Tamplin is an academic poet, and these are not all easily accessible poems. Reading them aloud I found it helped to imagine the poems floating within a layer of historical, musical and artistic references—an interweaving of ideas. They often start in a low-key, almost conversational, observational style. But before you know it you’re in different territory altogether. The title poem inhabits the no-man’s land between countries, and this is the physical and emotional space Tamplin’s poems return to explore, whichever country or setting he locates them in.
To give you a flavour, here are two extracts, the first from ‘Checkpoint’:
And looking back,
Only the circled checkpoint stands, a world apart,
Where white-faced boys trump cards with cards and cars
With guns, alone in the equal darkness where Bedouin
And the black tents move. We stop at a roadhouse
Just before the town. Drinking coffee, I tell a man
What happened as we came. ‘We are all criminals,’
He says, ‘There is no border and we cross it all the time.’
and secondly, from ‘Village’:
I am both
The splayed convoy that surveys its spoilt flesh
And the darkened faces gaining the hills.
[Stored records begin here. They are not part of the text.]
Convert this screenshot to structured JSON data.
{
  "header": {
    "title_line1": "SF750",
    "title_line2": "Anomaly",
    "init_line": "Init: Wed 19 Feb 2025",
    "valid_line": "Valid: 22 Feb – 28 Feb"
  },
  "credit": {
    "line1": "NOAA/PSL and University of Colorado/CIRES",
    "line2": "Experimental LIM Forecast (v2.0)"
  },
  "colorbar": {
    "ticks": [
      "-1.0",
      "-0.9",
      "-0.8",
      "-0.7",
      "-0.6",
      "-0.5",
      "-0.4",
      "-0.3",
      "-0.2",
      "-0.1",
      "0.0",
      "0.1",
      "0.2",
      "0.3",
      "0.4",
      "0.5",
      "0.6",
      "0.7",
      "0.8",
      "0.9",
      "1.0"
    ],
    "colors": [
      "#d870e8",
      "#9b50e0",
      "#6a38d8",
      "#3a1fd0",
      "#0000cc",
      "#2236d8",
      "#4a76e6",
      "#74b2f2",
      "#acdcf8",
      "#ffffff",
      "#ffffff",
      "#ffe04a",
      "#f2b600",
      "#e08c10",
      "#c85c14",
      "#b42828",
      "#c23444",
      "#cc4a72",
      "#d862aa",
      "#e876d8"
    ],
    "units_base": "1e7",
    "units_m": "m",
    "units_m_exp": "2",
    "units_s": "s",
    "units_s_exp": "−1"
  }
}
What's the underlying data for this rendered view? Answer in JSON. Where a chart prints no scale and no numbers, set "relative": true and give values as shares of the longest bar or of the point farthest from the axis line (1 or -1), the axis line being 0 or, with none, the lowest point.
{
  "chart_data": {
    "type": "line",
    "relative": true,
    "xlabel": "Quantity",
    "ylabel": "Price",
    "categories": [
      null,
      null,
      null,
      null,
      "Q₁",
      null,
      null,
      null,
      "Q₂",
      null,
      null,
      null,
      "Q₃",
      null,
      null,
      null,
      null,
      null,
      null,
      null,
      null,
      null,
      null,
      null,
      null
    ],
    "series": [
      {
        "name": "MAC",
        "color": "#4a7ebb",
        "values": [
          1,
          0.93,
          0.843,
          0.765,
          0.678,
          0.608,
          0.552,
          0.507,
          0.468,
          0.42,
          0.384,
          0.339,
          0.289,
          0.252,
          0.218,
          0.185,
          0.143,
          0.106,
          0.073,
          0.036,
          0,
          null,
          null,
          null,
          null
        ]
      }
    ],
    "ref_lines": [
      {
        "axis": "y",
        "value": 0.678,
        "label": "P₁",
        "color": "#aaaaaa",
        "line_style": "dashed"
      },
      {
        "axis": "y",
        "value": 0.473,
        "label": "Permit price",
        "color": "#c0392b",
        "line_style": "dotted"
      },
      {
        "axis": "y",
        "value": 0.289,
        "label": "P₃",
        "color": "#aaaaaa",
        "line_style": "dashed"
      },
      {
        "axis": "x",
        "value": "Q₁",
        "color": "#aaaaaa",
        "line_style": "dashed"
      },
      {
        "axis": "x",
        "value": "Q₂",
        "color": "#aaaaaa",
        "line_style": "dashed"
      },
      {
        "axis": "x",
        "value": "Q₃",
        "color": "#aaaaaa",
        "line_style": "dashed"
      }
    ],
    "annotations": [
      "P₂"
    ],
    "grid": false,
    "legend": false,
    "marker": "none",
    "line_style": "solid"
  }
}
And they too change places.
There are two longer sequences within this elegantly produced slim pamphlet. ‘Seven Poems for Tristan and Iseult’ alludes to the legend, but doesn’t address it directly, and it wasn’t always easy to know which voice was speaking. I preferred ‘Devon Sequence’, particularly the beautifully crafted poem about Trew’s Weir, written with great delicacy and lightness of touch. Taking the simple image of two ducks, Tamplin is again able to inhabit that no-man’s land between two worlds:
Water slides across the lip, silked
Tresses combed to their fingered ends.
Two ducks move steady, downriver,
Towards the lip, angle left
In exact diagonal,
Avoid, then perch upon a log
Stalled and balanced on the weir’s edge,
The thin line between placid and plunge.
A small niggle—all the poems have (to my eyes) un-necessary initial capital letters at the start of lines, apart from an expansive poem triggered by discovering a picture of St George and the dragon in a small shop in a Turkish town. Because of the lack of initial capitals it has a more modern feel, with line-breaks working with the poem rather than holding the reader up.
As a bonus, the pamphlet includes two stunning line drawings by Robert Tilling—one on the cover and one from his set of illustrations to the Tristan and Iseult sequence. If only the whole set could have been included!